O’Regan combines Marxist perspectives of capital accumulation with world-systems analysis, international political economy, and studies of imperialism and empire to present a historical account of the ‘free riding’ of English upon the global capital networks of the capitalist world-system. Relevant disciplinary perspectives on global English are examined in this light, including superdiversity, translanguaging, translingual practice, trans-spatiality, language commodification, World Englishes and English as a Lingua Franca. Global English and Political Economy presents an original historical and interdisciplinary interpretation of the global ascent of English, while also raising important theoretical and practical questions for perspectives which suggest that the time of the traditional models of English is past.

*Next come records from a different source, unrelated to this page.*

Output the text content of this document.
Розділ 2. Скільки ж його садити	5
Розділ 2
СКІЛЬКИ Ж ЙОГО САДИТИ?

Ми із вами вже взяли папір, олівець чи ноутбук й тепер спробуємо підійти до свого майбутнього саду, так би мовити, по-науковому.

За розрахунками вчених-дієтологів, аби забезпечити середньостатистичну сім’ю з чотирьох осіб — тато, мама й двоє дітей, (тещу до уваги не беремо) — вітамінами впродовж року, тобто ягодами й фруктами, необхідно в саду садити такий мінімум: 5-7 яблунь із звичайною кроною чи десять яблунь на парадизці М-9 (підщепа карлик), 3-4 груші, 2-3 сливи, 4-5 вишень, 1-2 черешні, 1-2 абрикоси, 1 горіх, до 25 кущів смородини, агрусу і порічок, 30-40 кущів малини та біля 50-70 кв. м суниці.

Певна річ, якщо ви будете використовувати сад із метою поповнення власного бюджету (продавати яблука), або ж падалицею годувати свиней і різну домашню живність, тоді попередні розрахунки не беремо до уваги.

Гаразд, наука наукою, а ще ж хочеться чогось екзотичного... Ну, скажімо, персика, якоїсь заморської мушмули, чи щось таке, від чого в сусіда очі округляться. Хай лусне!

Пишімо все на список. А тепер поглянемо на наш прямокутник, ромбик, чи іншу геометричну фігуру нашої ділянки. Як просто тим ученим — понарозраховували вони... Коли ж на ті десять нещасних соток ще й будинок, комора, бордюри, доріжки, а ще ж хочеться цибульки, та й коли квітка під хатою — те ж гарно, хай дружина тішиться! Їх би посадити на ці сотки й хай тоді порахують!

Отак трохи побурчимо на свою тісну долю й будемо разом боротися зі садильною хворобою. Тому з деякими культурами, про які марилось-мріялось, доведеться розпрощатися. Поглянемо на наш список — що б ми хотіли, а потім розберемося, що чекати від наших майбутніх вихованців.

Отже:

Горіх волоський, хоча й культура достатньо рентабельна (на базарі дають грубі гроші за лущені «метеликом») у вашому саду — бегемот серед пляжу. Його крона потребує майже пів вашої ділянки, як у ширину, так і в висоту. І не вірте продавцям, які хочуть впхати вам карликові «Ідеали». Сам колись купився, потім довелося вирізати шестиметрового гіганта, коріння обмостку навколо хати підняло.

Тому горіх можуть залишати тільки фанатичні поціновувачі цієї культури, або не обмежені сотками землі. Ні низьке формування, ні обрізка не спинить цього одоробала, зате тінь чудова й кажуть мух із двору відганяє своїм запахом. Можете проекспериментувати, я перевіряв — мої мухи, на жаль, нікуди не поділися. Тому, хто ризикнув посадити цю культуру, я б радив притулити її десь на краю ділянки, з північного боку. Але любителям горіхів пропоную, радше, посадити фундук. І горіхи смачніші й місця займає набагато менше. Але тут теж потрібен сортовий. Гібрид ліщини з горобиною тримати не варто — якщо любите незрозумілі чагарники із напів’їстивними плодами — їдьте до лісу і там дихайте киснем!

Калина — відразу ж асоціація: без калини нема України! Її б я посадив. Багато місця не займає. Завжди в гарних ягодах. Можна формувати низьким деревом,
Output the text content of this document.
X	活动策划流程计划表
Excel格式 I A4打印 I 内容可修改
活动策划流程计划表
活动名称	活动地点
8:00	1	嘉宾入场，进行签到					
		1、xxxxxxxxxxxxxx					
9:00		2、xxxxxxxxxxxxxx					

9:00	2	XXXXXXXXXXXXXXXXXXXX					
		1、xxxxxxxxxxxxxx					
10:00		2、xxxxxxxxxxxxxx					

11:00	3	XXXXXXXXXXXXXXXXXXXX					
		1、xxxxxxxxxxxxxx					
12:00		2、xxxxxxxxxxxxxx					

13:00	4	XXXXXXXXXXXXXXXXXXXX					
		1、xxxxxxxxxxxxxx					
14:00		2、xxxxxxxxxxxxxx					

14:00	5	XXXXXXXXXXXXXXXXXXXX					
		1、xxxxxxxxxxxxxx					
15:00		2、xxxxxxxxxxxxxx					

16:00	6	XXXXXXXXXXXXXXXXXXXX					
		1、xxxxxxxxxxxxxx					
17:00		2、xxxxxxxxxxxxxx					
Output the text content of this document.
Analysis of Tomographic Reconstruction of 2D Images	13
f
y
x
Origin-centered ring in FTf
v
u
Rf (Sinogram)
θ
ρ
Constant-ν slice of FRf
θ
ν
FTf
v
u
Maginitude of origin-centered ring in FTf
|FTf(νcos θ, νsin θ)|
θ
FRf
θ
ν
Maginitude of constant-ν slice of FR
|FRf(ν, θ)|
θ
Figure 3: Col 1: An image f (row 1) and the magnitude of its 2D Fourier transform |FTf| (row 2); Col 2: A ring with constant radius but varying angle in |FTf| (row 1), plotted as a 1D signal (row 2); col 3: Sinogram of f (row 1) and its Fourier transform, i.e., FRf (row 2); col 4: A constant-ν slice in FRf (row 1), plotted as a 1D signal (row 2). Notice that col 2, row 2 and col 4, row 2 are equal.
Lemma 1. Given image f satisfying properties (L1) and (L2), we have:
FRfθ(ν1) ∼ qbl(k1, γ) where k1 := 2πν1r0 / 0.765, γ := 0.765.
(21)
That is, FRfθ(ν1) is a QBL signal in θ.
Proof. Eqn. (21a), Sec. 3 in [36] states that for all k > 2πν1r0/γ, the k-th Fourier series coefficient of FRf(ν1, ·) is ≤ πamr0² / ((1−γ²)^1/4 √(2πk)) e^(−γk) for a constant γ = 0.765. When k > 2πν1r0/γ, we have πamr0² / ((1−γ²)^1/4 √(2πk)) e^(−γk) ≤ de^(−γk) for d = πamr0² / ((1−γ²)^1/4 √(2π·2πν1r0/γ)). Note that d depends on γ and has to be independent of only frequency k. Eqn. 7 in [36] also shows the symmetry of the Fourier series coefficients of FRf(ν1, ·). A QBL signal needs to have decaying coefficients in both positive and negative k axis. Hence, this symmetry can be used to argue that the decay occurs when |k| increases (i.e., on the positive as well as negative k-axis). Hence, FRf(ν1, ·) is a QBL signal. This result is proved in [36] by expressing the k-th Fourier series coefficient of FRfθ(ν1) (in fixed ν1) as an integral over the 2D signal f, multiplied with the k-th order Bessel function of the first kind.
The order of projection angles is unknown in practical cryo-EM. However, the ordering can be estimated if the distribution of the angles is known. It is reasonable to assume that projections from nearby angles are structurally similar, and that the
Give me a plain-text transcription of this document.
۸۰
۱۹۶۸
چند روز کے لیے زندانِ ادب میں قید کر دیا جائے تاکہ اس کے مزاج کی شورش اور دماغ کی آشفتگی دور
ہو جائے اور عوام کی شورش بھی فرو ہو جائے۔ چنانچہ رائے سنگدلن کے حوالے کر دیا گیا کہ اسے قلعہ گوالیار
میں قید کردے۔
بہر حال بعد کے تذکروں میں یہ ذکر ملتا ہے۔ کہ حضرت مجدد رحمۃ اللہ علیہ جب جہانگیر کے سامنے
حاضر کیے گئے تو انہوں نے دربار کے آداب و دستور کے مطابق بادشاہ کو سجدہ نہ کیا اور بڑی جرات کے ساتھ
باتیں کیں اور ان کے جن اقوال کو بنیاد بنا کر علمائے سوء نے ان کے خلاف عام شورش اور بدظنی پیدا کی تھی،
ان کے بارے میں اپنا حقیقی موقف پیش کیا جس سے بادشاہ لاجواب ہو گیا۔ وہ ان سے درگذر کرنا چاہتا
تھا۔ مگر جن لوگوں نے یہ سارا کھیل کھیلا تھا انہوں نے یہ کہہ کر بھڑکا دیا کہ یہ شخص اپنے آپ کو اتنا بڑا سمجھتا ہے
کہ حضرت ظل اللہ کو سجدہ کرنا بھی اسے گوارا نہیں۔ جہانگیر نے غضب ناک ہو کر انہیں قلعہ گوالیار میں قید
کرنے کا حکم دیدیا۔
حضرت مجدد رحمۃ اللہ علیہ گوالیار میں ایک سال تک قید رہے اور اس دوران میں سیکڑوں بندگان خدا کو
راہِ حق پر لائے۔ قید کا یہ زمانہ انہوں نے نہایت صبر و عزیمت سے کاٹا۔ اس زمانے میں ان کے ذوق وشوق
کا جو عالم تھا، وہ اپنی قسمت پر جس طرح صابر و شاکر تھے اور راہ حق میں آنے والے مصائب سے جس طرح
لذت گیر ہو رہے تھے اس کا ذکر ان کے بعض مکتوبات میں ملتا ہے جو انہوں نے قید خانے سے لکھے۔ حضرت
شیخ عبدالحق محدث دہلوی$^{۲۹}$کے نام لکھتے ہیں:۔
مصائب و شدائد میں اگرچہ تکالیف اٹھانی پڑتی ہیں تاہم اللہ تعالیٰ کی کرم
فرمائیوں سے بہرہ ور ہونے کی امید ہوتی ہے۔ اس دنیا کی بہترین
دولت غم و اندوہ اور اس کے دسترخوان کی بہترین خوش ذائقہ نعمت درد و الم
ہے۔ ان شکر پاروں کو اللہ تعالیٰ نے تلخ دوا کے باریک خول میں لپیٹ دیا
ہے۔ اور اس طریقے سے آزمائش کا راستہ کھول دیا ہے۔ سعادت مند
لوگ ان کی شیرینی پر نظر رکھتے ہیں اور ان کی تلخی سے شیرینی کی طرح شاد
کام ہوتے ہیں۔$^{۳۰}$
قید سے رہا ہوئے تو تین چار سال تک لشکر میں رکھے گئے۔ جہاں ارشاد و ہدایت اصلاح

Providing an introduction to key theoretical perspectives in political economy, this book is essential reading for advanced students and researchers in applied linguistics, World Englishes and related fields of study.
The political economy of English in a capitalist world-system
English and the political economy of informal empire, 1688–1850
The political economy of global English, 1850–1914
The political economy of global English, 1918–1979
Capital-centric English and the modern world-system, 1979–2008
The decline of the US world-hegemony
Superdiverse translingualism, commodification and trans-spatial resistances
The demise of capitalism and the end of the hegemony of English
With this book, John O’Regan has mastered the art of engaging readers with his elegant and sharp scholarship, however complex the subject matter may be. He treats seriously and passionately the long overdue need to examine and document the political economic dimension of language, specifically in relation to the historical global dominance of English. In so doing, O’Regan challenges established and promoted bodies of work by questioning normative and in-fashion ideologies and thinking, seeing beyond oft-celebrated sentiments and positions in order to deliver a work that is not only thought-provoking, but also of great merit and intellectual weight.
Phan Le Ha, Universiti Brunei Darussalam, Brunei
A careful, comprehensive and critical study of the intertwined tentacles of English and capitalism. John O’Regan presents here the big and the long picture of the political economy of English, showing how the global dominance of English and the development of the capitalist world-system cannot be usefully considered in isolation. A study of real importance.
Alastair Pennycook, University of Technology Sydney, Australia
In conclusion, with this seminal work on the historical and ongoing alliance of capitalism and a normative English in helping one another, O’Regan has indeed filled in a crucial ‘number of the historical and economic lacunae which have existed...in applied linguistic and sociolinguistic accounts of the spread of English as a global language’ (p. 2) not only for him as he states, but also importantly for many of us who have been calling out capitalism for what it
has been doing to us for the past several centuries.
Christian W. Chun, Applied Linguistics 2021: 1–4
Deeply insightful and intellectually stimulating, O’Regan’s book will be essential reading for scholars and students of applied linguistics, World Englishes, and associated fields of study.